There are 3 possibilities when you re-check their HIV test (Western Blot) three months later (which you would, regardless of other tests or actions taken in the interim, if they had a positive EIA and an Indeterminate Western Blot):

  1. It will be positive, in which case, you treat them as a new seroconverter, check virus load, CD4 panel, and other baseline tests you would do on clients newly diagnosed as HIV positive, and consider triple antiretroviral therapy right away. If it has not already been started, if the patient understands the regimen, if s/he can incorporate it into his or her life, and is willing and able to commit to the therapy. (Treatment guidelines for HIV-infected adults are at and other websites.)

  2. It will become negative, in which case, they are considered uninfected;

  3. It will remain indeterminate, in which case, that individual may be a "stable indeterminate;" it can still be verified later, but you would expect the person to be actually uninfected. If in doubt, refer to an infectious disease specialist who has experience with other tests to be certain that the individual is uninfected.

If the person is in the process of seroconverting, their Western Blot will be generally be positive when you re-check it 3 months later (see #1 above). If the person just has a persistently stable positive EIA with indeterminate Western Blot, s/he is not considered positive. There are other reasons besides HIV, such as autoimmune diseases and multiparity, which could produce this picture on the HIV antibody test.

Primary or acute HIV infection refers to the early, often symptomatic phase of HIV infection. People recently infected with HIV (in one series, between 5 and 30 days after infection) are likely to have these symptoms before their HIV antibody test becomes positive. More than 70% of patients have symptoms, which may include unexplained fever (39º to 40.5º C; 102.2º to 104.9º F), fatigue, weight loss (1.4 to 10 kg; 3.1 to 22 lbs), lymphadenopathy, pharyngitis, and flat, non-pruritic maculopapular rash.

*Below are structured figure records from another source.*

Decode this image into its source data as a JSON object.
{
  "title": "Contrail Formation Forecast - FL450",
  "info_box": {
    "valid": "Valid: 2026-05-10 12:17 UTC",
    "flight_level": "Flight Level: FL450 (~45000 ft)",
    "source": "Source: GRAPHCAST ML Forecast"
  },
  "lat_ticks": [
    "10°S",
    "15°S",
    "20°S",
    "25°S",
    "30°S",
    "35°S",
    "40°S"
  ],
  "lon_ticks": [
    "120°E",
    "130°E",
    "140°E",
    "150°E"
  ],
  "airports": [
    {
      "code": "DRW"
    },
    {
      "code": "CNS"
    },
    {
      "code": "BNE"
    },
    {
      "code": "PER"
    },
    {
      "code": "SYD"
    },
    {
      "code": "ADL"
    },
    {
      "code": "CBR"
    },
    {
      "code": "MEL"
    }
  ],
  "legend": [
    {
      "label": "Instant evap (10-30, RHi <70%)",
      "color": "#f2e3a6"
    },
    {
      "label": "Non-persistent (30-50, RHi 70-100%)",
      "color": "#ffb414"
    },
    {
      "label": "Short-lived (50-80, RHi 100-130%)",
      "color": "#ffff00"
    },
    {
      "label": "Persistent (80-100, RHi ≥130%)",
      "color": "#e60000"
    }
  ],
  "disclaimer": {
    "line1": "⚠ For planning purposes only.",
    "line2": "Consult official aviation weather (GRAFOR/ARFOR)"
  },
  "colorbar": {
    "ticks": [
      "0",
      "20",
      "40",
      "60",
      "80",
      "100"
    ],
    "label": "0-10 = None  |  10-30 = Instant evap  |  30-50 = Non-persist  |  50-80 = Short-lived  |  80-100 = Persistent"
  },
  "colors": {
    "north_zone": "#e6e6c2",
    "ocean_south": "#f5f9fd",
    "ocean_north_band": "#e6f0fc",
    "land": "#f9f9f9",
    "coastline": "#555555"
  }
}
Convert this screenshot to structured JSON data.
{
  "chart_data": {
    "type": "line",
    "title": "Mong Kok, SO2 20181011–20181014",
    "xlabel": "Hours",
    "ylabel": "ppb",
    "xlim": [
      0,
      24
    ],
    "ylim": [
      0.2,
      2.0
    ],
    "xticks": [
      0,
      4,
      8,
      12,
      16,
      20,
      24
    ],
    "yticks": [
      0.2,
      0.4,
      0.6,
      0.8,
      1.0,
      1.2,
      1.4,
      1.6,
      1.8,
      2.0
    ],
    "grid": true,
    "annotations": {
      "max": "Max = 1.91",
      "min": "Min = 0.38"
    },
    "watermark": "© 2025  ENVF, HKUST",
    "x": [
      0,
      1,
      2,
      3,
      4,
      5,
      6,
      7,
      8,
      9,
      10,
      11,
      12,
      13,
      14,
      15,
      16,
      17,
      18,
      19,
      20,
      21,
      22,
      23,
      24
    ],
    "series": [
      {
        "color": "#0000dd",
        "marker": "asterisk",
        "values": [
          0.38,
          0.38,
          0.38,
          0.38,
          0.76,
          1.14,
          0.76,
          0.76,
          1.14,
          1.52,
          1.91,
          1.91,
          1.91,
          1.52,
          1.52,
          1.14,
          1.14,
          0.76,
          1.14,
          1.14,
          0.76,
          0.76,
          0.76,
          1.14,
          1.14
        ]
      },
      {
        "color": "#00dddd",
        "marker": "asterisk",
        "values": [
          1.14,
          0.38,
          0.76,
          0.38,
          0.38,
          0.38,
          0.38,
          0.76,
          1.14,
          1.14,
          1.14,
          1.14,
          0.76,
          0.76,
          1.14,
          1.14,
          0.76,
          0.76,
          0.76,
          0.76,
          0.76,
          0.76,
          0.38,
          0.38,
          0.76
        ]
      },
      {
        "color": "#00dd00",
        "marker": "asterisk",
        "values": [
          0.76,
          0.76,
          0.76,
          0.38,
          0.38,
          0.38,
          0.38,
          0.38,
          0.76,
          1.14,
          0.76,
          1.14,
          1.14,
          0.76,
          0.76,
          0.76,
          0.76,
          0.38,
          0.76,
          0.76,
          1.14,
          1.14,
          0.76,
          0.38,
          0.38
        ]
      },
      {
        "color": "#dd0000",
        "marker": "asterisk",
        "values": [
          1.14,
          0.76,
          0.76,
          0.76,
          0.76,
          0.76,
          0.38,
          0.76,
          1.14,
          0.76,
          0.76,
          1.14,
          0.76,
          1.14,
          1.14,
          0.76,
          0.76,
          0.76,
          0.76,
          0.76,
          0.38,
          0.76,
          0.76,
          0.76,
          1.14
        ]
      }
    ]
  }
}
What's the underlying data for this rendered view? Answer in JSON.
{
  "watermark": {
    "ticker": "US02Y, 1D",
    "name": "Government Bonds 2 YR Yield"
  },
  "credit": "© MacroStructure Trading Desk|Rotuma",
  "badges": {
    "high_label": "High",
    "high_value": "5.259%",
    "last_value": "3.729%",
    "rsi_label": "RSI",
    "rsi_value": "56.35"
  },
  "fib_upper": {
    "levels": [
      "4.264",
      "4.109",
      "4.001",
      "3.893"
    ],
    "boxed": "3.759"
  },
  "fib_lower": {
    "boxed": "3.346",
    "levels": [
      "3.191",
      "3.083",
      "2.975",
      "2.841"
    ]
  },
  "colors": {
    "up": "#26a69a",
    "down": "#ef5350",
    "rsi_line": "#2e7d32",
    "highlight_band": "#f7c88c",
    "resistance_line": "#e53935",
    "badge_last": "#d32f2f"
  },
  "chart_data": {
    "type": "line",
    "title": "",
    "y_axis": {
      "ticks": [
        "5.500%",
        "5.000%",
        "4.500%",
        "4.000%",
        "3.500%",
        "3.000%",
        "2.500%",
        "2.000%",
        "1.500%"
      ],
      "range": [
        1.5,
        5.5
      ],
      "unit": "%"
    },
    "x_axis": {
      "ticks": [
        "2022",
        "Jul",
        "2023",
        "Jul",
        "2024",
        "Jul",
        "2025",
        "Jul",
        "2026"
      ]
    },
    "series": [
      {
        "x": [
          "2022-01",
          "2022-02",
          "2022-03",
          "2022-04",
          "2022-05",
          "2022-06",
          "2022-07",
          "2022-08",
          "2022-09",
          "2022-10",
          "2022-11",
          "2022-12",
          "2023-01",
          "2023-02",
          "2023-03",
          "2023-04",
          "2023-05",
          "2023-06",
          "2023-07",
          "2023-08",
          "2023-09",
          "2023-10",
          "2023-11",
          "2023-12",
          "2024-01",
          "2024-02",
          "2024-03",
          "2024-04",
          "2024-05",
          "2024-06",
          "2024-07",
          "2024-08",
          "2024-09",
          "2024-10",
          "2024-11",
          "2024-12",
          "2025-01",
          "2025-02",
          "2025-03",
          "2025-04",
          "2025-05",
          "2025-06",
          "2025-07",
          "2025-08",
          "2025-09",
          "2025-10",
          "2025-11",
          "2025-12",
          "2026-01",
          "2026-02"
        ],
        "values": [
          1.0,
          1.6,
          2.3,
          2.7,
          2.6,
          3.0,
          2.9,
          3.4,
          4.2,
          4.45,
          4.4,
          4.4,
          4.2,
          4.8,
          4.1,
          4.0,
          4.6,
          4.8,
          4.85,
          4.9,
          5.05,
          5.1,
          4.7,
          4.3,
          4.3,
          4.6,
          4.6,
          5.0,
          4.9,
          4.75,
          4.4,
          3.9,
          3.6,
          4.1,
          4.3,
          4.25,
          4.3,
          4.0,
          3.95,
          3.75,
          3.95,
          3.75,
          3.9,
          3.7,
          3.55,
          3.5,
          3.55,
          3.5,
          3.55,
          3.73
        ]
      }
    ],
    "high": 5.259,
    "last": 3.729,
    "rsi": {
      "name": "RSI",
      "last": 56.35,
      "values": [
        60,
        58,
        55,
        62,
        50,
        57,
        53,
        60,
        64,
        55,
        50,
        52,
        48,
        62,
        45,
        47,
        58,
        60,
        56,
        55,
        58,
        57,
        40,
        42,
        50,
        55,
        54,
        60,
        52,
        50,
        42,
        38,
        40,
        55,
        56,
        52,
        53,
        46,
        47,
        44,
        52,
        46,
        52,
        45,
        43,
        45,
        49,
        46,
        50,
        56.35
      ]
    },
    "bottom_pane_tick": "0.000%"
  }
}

Less commonly, patients may have arthalgias, myalgias, malaise, nausea, vomiting, or diarrhea, urticaria , neuropathy, aseptic meningitis, and mucosal ulcerations. This syndrome appears to be under-recognized in primary care and emergency room settings, with only about 25% of patients in one series who sought medical care for such symptoms eventually being suspected of having primary HIV infection.

Further reading on Primary HIV Infection:

  • Schacker T, Collier AC, Hughes J, et al. Clinical and epidemiologic features of primary HIV infection. Annals of Internal Medicine, 1996; 125 (4) pp. 257-264.
  • Carr A, Cooper DA. Primary HIV Infection. In Sande MA, Volberding PA (Eds) The Medical Management of AIDS, Fifth Ed. 1997; Philadelphia: WB Saunders, 89-106.